Le défaut de paiement sélectif n’est pas mon interprétation personnelle, mais l’estimation de Standard & Poor’s. Leurs analystes ont vraisemblablement suivi le raisonnement présenté ici pour attribuer cette note à la Grèce il y a trois jours, une nouvelle aussi gravissime que rapidement expédiée par les médias en place.

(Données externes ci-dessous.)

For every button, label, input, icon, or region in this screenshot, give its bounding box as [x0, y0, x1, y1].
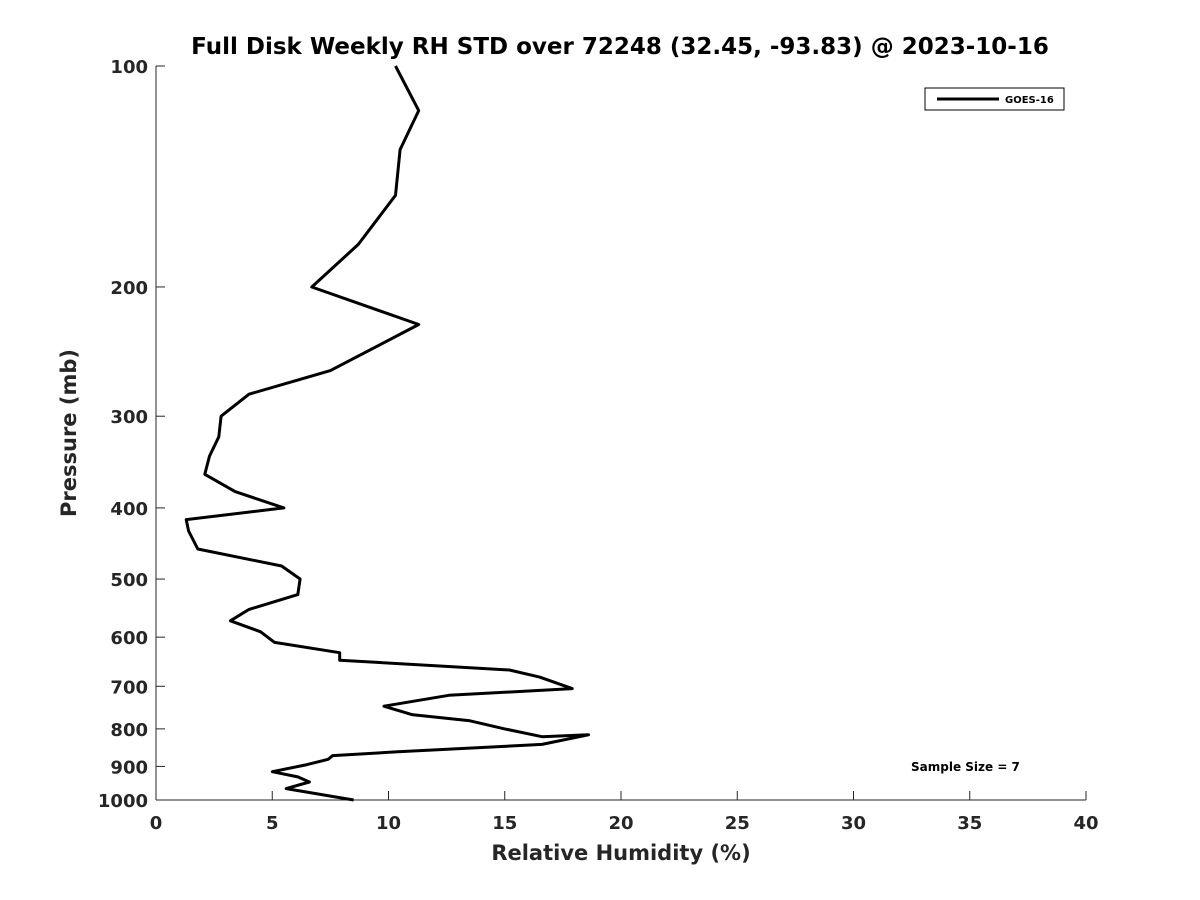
y-ticks: 100 200 300 400 500 600 700 800 900 1000 — [98, 57, 165, 812]
y-tick-label: 600 — [110, 628, 148, 649]
x-tick-label: 20 — [608, 813, 633, 834]
y-tick-label: 900 — [110, 757, 148, 778]
y-tick-label: 1000 — [98, 791, 148, 812]
x-axis-label: Relative Humidity (%) — [491, 841, 750, 865]
x-tick-label: 0 — [150, 813, 163, 834]
y-tick-label: 800 — [110, 720, 148, 741]
x-tick-label: 10 — [376, 813, 401, 834]
x-tick-label: 15 — [492, 813, 517, 834]
x-tick-label: 25 — [725, 813, 750, 834]
x-ticks: 0 5 10 15 20 25 30 35 40 — [150, 791, 1099, 834]
y-tick-label: 700 — [110, 677, 148, 698]
y-tick-label: 300 — [110, 407, 148, 428]
sample-size-annotation: Sample Size = 7 — [911, 760, 1020, 774]
x-tick-label: 35 — [957, 813, 982, 834]
x-tick-label: 5 — [266, 813, 279, 834]
y-axis-label: Pressure (mb) — [57, 349, 81, 517]
y-tick-label: 100 — [110, 57, 148, 78]
series-line-goes-16 — [184, 65, 590, 802]
x-tick-label: 30 — [841, 813, 866, 834]
x-tick-label: 40 — [1073, 813, 1098, 834]
legend: GOES-16 — [924, 87, 1065, 111]
y-tick-label: 200 — [110, 278, 148, 299]
series-group — [184, 65, 590, 802]
y-tick-label: 400 — [110, 499, 148, 520]
y-tick-label: 500 — [110, 570, 148, 591]
legend-label-goes-16: GOES-16 — [1005, 95, 1054, 106]
chart-title: Full Disk Weekly RH STD over 72248 (32.4… — [191, 34, 1049, 60]
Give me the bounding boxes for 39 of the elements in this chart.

Parmi les effets collatéraux de cette note, la BCE a désormais l’interdiction d’accepter ou de racheter de la dette grecque – plus question des petites magouilles à la MM. Trichet et Draghi, où quelques palettes de billets fraîchement imprimés viennent discrètement soulager un pays ami en difficulté.
Certes, et les communiqués de S&P le soulignent, ce défaut sélectif n’est que « temporaire » et pourrait être remonté à la mi-mars à la fantastique note CCC, soit « risque très élevé de défaut ». Mais S&P applique le conditionnel, liant cette amélioration de la note à l’acceptation du plan de « décote volontaire » par les créanciers d’Athènes, sans que la main de personne ne soit vraisemblablement forcée. On est en droit de douter de cette fin heureuse.
Une petite dernière pour la route : avec une note de défaut sélectif, les détenteurs de CDS, les fameuses assurances sur une cessation de paiement, sont en droit de réclamer le paiement des garanties auprès des banquiers-assureurs. Le risque systémique, vous vous rappelez ?
Le réchauffement des températures ne semble pas dû qu’à l’arrivée du printemps.